É tudo o que o entorno do presidente, comprometido com o culto à personalidade de Jair Bolsonaro, não deseja. Uma população que pensa que é uma população que não engole os mitos, ainda mais os mequetrefes que foram abolidos no Palácio.

Há duas semanas, Felipe Neto chegou ao auge da nova fase postando um artigo em vídeo no site do New York Times que Bolsonaro era o pior líder político do mundo a liderar a pandemia.

Era um foguete. No Brasil, existem pelo menos 100 analistas políticos que poderiam escrever testes e mais teses sobre a pandemia da ignorância do governo durante a crise. Mas poucos, como Felipe Neto, conseguiram resumir tudo, com varandas e frases-chave, em um vídeo de apenas seis minutos. A criança, poucos duvidam, tem talento.

A reação dos bolonaristas mais apaixonados, que puderam responder com dados e contrapontos, foi a mesma de sempre. A violência tornou-se um problema para o Jornal Nacional, o jornalista com maior audiência na televisão aberta. O relatório mostrou que as ameaças ao youtuber chegaram à porta do condomínio com um discurso de ódio promovido por um homem identificado como “Cavallieri, o guerreiro de Bolsonaro”. Cavallieri é um dos que postam fotos nas redes com um rifle. Ele gritou ao microfone que Neto era um “canalha pedófilo disfarçado de apresentador de crianças”.

“É um nível de perseguição que eu não imaginava”, disse Felipe Neto ao JN.

Ele estava se referindo a uma montagem que falsificou seu perfil em uma rede social e levou os leitores a acreditar que ele apoiava a pedofilia. Um site de verificação mostrou que a imagem era falsa, mas o dano já estava feito.

“Nunca dei margem ou suspeita, nem levantei qualquer tipo de insinuação que pudesse levar alguém a se associar a esse crime perverso e tão odioso”, disse o youtuber, que recebeu notas de apoio de entidades como a Associação Brasileira de Imprensa. , o Instituto Igarapé e o Instituto Vladimir Herzog. “Não se deixe manipular por esta orquestra, por este conjunto”, ele perguntou na entrevista.

O episódio ocorre quando o Supremo Tribunal Federal se mobiliza para desmantelar a rede de desinformação que flui através das redes e ameaça a integridade dos membros do tribunal.

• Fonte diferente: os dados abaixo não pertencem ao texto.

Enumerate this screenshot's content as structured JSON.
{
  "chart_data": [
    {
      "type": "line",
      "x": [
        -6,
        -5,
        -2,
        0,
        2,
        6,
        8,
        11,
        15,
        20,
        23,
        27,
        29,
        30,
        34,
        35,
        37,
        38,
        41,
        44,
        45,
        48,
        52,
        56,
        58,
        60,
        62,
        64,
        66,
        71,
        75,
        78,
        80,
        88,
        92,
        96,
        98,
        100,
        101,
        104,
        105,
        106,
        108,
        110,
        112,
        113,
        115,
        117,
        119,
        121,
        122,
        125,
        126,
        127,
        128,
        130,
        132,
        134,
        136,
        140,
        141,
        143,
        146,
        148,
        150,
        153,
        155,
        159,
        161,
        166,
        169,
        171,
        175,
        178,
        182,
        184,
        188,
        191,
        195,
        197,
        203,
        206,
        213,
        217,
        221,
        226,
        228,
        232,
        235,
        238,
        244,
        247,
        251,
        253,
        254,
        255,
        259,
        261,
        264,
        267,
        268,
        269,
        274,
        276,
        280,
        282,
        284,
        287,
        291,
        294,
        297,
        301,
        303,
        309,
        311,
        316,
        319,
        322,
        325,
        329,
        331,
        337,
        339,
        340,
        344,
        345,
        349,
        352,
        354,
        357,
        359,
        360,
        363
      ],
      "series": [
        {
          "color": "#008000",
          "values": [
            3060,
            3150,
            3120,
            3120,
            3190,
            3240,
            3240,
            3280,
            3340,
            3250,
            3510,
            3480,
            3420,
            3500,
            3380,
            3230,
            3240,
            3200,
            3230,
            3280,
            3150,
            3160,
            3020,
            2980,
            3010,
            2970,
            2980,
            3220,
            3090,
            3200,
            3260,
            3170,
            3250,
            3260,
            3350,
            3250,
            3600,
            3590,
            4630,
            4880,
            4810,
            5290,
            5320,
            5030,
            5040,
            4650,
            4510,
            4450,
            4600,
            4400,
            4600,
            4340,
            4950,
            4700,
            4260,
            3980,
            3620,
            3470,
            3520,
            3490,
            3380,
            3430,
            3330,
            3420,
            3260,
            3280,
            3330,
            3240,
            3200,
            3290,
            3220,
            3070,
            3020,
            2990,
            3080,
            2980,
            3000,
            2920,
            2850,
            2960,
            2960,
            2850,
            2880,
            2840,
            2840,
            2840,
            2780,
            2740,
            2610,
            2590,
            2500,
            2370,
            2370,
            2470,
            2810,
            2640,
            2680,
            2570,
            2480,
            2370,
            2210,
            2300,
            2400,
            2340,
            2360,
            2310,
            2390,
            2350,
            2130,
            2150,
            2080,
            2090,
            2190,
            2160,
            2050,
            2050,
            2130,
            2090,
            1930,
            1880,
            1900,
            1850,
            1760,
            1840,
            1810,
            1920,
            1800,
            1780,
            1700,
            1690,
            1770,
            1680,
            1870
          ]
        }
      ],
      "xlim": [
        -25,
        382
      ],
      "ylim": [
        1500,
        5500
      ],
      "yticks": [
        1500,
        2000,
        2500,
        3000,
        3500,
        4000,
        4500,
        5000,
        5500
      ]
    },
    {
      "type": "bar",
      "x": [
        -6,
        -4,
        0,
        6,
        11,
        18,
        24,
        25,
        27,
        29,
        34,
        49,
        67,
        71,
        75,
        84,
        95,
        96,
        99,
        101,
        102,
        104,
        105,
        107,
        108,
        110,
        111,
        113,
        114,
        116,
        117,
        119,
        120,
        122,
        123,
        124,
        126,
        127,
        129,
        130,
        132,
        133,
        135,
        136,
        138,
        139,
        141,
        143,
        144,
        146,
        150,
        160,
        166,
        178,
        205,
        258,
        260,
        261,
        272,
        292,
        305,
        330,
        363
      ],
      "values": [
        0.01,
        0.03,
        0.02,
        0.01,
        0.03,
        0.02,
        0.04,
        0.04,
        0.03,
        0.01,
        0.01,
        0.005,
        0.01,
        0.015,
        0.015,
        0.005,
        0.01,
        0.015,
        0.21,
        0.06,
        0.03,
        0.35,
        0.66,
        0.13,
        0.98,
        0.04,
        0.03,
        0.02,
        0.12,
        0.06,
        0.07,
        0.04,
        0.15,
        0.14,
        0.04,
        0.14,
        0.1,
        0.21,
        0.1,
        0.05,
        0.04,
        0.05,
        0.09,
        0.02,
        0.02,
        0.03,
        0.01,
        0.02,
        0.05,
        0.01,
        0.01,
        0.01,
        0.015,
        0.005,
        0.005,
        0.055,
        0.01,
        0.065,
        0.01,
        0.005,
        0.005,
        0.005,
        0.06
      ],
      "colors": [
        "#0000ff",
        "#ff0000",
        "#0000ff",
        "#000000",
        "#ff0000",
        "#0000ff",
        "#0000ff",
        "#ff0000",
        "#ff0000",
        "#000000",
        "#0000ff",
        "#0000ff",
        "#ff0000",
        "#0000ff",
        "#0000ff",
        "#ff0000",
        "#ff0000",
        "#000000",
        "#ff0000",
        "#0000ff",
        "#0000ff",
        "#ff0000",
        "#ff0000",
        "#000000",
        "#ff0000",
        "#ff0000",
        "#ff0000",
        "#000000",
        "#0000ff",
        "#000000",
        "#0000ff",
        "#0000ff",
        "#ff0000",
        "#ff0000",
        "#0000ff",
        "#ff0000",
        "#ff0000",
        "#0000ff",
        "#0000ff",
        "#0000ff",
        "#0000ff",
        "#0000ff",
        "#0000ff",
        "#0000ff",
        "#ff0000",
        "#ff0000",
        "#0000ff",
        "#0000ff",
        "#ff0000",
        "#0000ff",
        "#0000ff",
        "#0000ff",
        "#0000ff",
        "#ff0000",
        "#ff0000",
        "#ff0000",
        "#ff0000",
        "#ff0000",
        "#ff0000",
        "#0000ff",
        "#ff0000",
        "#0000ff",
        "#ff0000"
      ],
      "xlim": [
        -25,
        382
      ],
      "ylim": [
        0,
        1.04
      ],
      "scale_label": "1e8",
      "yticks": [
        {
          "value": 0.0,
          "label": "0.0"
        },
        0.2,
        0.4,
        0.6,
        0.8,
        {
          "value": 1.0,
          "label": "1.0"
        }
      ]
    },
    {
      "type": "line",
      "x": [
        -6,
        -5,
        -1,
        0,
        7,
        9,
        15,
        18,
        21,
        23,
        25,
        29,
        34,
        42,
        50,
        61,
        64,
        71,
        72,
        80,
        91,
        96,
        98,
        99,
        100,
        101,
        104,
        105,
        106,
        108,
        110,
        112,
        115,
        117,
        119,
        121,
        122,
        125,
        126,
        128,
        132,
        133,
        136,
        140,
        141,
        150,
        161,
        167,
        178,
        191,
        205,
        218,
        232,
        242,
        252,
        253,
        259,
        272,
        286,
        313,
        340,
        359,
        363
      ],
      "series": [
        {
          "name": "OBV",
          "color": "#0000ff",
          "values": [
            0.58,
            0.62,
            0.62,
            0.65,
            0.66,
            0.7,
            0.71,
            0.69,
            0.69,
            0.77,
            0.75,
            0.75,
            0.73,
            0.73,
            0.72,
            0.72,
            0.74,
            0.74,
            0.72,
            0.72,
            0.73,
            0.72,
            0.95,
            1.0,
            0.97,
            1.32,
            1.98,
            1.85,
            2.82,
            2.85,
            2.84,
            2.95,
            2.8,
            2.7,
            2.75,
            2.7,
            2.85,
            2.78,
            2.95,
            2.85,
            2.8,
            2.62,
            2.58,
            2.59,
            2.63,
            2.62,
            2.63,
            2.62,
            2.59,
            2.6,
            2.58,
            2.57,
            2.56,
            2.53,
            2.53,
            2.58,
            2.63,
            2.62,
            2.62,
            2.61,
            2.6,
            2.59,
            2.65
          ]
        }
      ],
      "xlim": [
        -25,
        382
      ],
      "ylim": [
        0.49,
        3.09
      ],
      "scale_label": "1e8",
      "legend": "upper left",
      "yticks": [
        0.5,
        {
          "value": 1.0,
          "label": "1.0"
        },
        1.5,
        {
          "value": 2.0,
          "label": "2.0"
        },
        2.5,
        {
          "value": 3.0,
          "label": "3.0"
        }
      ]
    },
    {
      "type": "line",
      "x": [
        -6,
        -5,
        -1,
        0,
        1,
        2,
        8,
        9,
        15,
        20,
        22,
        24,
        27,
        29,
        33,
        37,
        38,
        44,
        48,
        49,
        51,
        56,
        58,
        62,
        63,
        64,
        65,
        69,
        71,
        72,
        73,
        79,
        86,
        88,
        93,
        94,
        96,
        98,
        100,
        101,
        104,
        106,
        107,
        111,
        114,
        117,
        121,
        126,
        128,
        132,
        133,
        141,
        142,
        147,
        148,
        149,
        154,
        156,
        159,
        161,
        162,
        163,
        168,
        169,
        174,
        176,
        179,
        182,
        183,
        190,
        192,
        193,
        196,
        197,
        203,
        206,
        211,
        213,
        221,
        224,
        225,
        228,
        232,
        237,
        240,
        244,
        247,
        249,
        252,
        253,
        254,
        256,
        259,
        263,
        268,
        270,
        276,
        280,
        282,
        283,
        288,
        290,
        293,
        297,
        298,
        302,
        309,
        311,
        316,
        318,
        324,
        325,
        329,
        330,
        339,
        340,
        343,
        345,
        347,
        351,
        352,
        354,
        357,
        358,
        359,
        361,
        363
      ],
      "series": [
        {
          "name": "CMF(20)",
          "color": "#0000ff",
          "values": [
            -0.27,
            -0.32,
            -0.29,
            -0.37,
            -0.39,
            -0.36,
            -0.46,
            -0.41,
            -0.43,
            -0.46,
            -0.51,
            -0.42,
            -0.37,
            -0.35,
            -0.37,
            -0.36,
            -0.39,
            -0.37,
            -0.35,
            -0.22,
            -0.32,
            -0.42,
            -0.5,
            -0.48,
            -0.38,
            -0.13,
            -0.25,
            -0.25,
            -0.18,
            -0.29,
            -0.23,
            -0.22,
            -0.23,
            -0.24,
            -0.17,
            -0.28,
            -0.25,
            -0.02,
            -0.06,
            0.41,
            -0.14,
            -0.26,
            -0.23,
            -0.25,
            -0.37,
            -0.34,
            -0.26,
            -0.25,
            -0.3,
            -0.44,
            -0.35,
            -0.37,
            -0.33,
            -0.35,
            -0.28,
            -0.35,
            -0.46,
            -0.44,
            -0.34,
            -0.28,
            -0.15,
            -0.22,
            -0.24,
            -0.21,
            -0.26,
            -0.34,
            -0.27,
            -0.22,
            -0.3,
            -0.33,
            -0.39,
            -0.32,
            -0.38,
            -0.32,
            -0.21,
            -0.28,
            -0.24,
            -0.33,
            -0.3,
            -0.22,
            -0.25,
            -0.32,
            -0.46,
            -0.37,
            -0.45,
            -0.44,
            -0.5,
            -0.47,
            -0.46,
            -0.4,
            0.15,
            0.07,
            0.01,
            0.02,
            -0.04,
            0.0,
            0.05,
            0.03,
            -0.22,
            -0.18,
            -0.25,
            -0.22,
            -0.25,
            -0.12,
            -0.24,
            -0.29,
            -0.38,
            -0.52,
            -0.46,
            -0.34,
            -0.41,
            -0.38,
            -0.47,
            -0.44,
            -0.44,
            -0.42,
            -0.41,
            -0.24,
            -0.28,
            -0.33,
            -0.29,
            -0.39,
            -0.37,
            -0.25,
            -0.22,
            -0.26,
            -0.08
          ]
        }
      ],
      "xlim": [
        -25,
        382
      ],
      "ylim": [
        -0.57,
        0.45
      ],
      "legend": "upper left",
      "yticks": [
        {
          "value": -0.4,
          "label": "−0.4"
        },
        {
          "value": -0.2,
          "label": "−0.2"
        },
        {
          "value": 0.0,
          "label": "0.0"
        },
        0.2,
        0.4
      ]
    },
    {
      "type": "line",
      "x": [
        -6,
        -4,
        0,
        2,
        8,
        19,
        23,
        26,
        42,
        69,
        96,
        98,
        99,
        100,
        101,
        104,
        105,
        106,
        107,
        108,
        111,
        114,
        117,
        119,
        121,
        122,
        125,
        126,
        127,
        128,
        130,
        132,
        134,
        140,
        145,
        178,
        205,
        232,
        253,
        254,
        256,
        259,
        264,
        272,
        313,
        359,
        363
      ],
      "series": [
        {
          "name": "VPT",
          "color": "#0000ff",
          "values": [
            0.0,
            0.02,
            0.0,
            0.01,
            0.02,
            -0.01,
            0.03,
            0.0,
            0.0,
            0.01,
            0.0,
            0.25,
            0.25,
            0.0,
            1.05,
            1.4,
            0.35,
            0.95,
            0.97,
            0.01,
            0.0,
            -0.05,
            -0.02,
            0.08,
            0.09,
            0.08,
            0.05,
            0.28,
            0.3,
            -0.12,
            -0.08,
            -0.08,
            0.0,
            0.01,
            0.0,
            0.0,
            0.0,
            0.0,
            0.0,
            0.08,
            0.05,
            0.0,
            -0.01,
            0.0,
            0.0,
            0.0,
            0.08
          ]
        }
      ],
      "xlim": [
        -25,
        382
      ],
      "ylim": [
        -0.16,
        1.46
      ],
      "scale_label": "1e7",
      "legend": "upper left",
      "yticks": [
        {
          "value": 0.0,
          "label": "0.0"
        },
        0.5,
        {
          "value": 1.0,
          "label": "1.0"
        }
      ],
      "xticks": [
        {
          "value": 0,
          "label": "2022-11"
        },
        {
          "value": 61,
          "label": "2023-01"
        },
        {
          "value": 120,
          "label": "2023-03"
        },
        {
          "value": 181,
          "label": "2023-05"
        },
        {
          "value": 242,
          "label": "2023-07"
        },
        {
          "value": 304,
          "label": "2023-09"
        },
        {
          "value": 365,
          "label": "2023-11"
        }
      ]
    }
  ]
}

Felipe Neto pode disponibilizar às autoridades uma grande quantidade de material para identificar criminosos que não têm medo de mostrar seus rostos para difamar, ameaçar, bombardear na frente das casas daqueles que não estão dispostos a curvar a coluna. líder de topo.

A punição exemplar é a menos esperada.

Felipe Neto ainda tem uma multidão, além da atenção da imprensa principal do país, como testemunha da tragédia anunciada como uma ameaça.

Nem todos têm as mesmas repercussões.

Lembre-se do que acontece aos ativistas ambientais, que geralmente trabalham longe da atenção das grandes cidades.

Segundo a ONG internacional Global Witness, o Brasil ocupa o terceiro lugar no ranking que conta o número de assassinatos de ativistas ambientais e defensores de direitos humanos em todo o mundo. Somente em 2019, 24 foram mortos, incluindo dez líderes indígenas.